Where stable value has been an issue in retirement-plan lawsuits, Mattson said claims often have revolved around the idea that plans breached their fiduciary duty by offering participants a money market fund rather than a higher-yielding stable value fund. To date, he said, courts have generally not bought into this argument. Defendants have successfully argued that they chose money market funds after thoughtful consideration of the pros and cons of each type of investment.
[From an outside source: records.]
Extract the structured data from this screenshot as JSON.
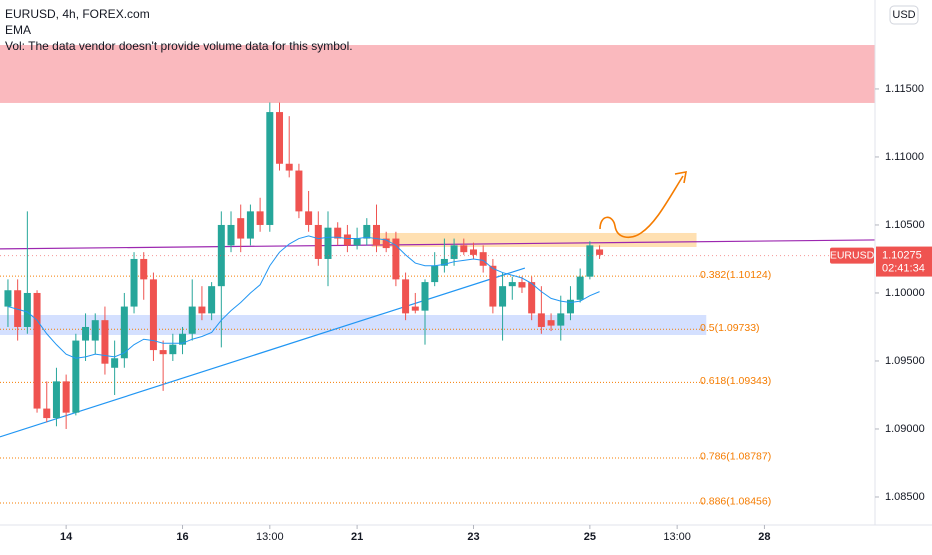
{
  "chart_data": {
    "type": "candlestick",
    "title": "EURUSD, 4h, FOREX.com",
    "indicator": "EMA",
    "volume_note": "Vol: The data vendor doesn't provide volume data for this symbol.",
    "currency_button": "USD",
    "xlim": [
      -0.82,
      89.4
    ],
    "ylim": [
      1.08294,
      1.12154
    ],
    "yticks": [
      {
        "value": 1.115,
        "label": "1.11500"
      },
      {
        "value": 1.11,
        "label": "1.11000"
      },
      {
        "value": 1.105,
        "label": "1.10500"
      },
      {
        "value": 1.1,
        "label": "1.10000"
      },
      {
        "value": 1.095,
        "label": "1.09500"
      },
      {
        "value": 1.09,
        "label": "1.09000"
      },
      {
        "value": 1.085,
        "label": "1.08500"
      }
    ],
    "xticks": [
      {
        "value": 6,
        "label": "14"
      },
      {
        "value": 18,
        "label": "16"
      },
      {
        "value": 27,
        "label": "13:00"
      },
      {
        "value": 36,
        "label": "21"
      },
      {
        "value": 48,
        "label": "23"
      },
      {
        "value": 60,
        "label": "25"
      },
      {
        "value": 69,
        "label": "13:00"
      },
      {
        "value": 78,
        "label": "28"
      }
    ],
    "up_color": "#26a69a",
    "down_color": "#ef5350",
    "series": [
      {
        "name": "EURUSD",
        "open": [
          1.099,
          1.1002,
          1.0975,
          1.1,
          1.0915,
          1.0908,
          1.0935,
          1.0912,
          1.0965,
          1.0965,
          1.098,
          1.0945,
          1.0952,
          1.099,
          1.1025,
          1.101,
          1.0958,
          1.0955,
          1.0962,
          1.097,
          1.099,
          1.0985,
          1.1005,
          1.1035,
          1.1055,
          1.104,
          1.106,
          1.105,
          1.1133,
          1.1095,
          1.109,
          1.106,
          1.105,
          1.1025,
          1.1048,
          1.1043,
          1.1035,
          1.104,
          1.105,
          1.104,
          1.104,
          1.101,
          1.099,
          1.0987,
          1.1008,
          1.102,
          1.1025,
          1.1035,
          1.1032,
          1.103,
          1.102,
          1.099,
          1.1005,
          1.1008,
          1.1008,
          1.0985,
          1.098,
          1.0976,
          1.0985,
          1.0995,
          1.1012,
          1.1032
        ],
        "high": [
          1.101,
          1.101,
          1.106,
          1.1002,
          1.0935,
          1.0945,
          1.094,
          1.097,
          1.0985,
          1.0985,
          1.099,
          1.0965,
          1.1,
          1.103,
          1.103,
          1.1015,
          1.0965,
          1.097,
          1.0975,
          1.101,
          1.1005,
          1.1008,
          1.106,
          1.106,
          1.1065,
          1.1065,
          1.107,
          1.114,
          1.114,
          1.113,
          1.1095,
          1.1075,
          1.106,
          1.106,
          1.1052,
          1.105,
          1.1048,
          1.1055,
          1.1065,
          1.1045,
          1.1045,
          1.1015,
          1.1,
          1.101,
          1.103,
          1.104,
          1.104,
          1.104,
          1.1037,
          1.1035,
          1.1025,
          1.1015,
          1.1012,
          1.1012,
          1.1012,
          1.1005,
          1.0985,
          1.0998,
          1.1005,
          1.1018,
          1.1038,
          1.1035
        ],
        "low": [
          1.0975,
          1.0965,
          1.097,
          1.0912,
          1.0905,
          1.0902,
          1.09,
          1.091,
          1.095,
          1.0955,
          1.094,
          1.0925,
          1.0945,
          1.0985,
          1.0995,
          1.095,
          1.0928,
          1.095,
          1.0955,
          1.0965,
          1.098,
          1.098,
          1.096,
          1.103,
          1.103,
          1.1035,
          1.1045,
          1.1045,
          1.109,
          1.1085,
          1.1055,
          1.1045,
          1.102,
          1.1005,
          1.1035,
          1.103,
          1.1032,
          1.1035,
          1.103,
          1.103,
          1.1005,
          1.098,
          1.0985,
          1.0962,
          1.1005,
          1.1015,
          1.102,
          1.1028,
          1.1025,
          1.1015,
          1.0985,
          1.0965,
          1.0995,
          1.1,
          1.098,
          1.097,
          1.0972,
          1.0965,
          1.098,
          1.0993,
          1.101,
          1.1025
        ],
        "close": [
          1.1002,
          1.0975,
          1.1,
          1.0915,
          1.0908,
          1.0935,
          1.0912,
          1.0965,
          1.0975,
          1.098,
          1.0948,
          1.0952,
          1.099,
          1.1025,
          1.101,
          1.0958,
          1.0955,
          1.0962,
          1.097,
          1.099,
          1.0985,
          1.1005,
          1.105,
          1.105,
          1.104,
          1.106,
          1.105,
          1.1133,
          1.1095,
          1.109,
          1.106,
          1.105,
          1.1025,
          1.1048,
          1.104,
          1.1035,
          1.104,
          1.105,
          1.1035,
          1.1033,
          1.101,
          1.0985,
          1.0987,
          1.1008,
          1.102,
          1.1025,
          1.1035,
          1.103,
          1.1028,
          1.102,
          1.099,
          1.1005,
          1.1008,
          1.1004,
          1.0985,
          1.0975,
          1.0976,
          1.0985,
          1.0995,
          1.1012,
          1.1035,
          1.1028
        ]
      }
    ],
    "ema": {
      "color": "#2196f3",
      "values": [
        1.099,
        1.0988,
        1.0986,
        1.098,
        1.097,
        1.0962,
        1.0955,
        1.0952,
        1.0953,
        1.0955,
        1.0954,
        1.0953,
        1.0956,
        1.0962,
        1.0966,
        1.0965,
        1.0963,
        1.0963,
        1.0963,
        1.0966,
        1.0968,
        1.0971,
        1.098,
        1.0987,
        1.0993,
        1.1,
        1.1006,
        1.102,
        1.103,
        1.1036,
        1.104,
        1.1042,
        1.104,
        1.1041,
        1.1041,
        1.104,
        1.104,
        1.1041,
        1.104,
        1.1039,
        1.1035,
        1.1028,
        1.1022,
        1.102,
        1.102,
        1.1021,
        1.1023,
        1.1024,
        1.1025,
        1.1024,
        1.1018,
        1.1015,
        1.1013,
        1.1011,
        1.1007,
        1.1001,
        1.0996,
        1.0994,
        1.0993,
        1.0994,
        1.0998,
        1.1001
      ]
    },
    "zones": [
      {
        "color": "#f23645",
        "opacity": 0.35,
        "x": [
          -0.82,
          89.4
        ],
        "top": 1.11823,
        "bottom": 1.11397
      },
      {
        "color": "#2962ff",
        "opacity": 0.2,
        "x": [
          -0.82,
          72
        ],
        "top": 1.09838,
        "bottom": 1.09691
      },
      {
        "color": "#ff9800",
        "opacity": 0.3,
        "x": [
          37.5,
          71
        ],
        "top": 1.10441,
        "bottom": 1.10338
      }
    ],
    "lines": [
      {
        "color": "#9c27b0",
        "x": [
          -0.82,
          89.4
        ],
        "y": [
          1.10324,
          1.1039
        ]
      },
      {
        "color": "#2196f3",
        "x": [
          -0.82,
          53.3
        ],
        "y": [
          1.08942,
          1.10183
        ]
      }
    ],
    "fib_levels": [
      {
        "value": 1.10124,
        "label": "0.382(1.10124)"
      },
      {
        "value": 1.09733,
        "label": "0.5(1.09733)"
      },
      {
        "value": 1.09343,
        "label": "0.618(1.09343)"
      },
      {
        "value": 1.08787,
        "label": "0.786(1.08787)"
      },
      {
        "value": 1.08456,
        "label": "0.886(1.08456)"
      }
    ],
    "fib_color": "#f57c00",
    "last_price": {
      "symbol": "EURUSD",
      "value": 1.10275,
      "label": "1.10275",
      "countdown": "02:41:34"
    }
  }
}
In one case, Mattson added, the plaintiffs argued that because the stable value provider had sole and exclusive discretion to determine its product’s crediting rate—and to set that rate below its internal rate of return—the provider was guaranteeing itself a substantial profit and not disclosing this to participants. Like many other defense attorneys, Mattson said he does not put much stock in this argument, but he noted that there has been no ruling in the case to date. He also noted that the more a crediting rate relies on a stated formula, the less risk a stable value provider should run.

In still another case, Mattson said, plaintiffs have argued that a stable value fund invested too conservatively, leading to lower-than-necessary returns for investors. That case is continuing to wind its way through the court system.

What should fiduciaries do in the wake of all this litigation? Some things are obvious, Mattson said, advising that they:

  • Conduct regular reviews of their investment lineup
  • Adopt an investment policy statement
  • Show their work (show they went through processes and thought about what they were doing in making decisions)
  • Consider expenses
  • Consider the performance of investment options
  • Consider the effect of changes to an investment fund
  • Consider hiring a consultant, or perhaps a formal fiduciary investment advisor
  • Consider offering a stable value fund as a plan investment option instead of, or in addition to, a money market fund.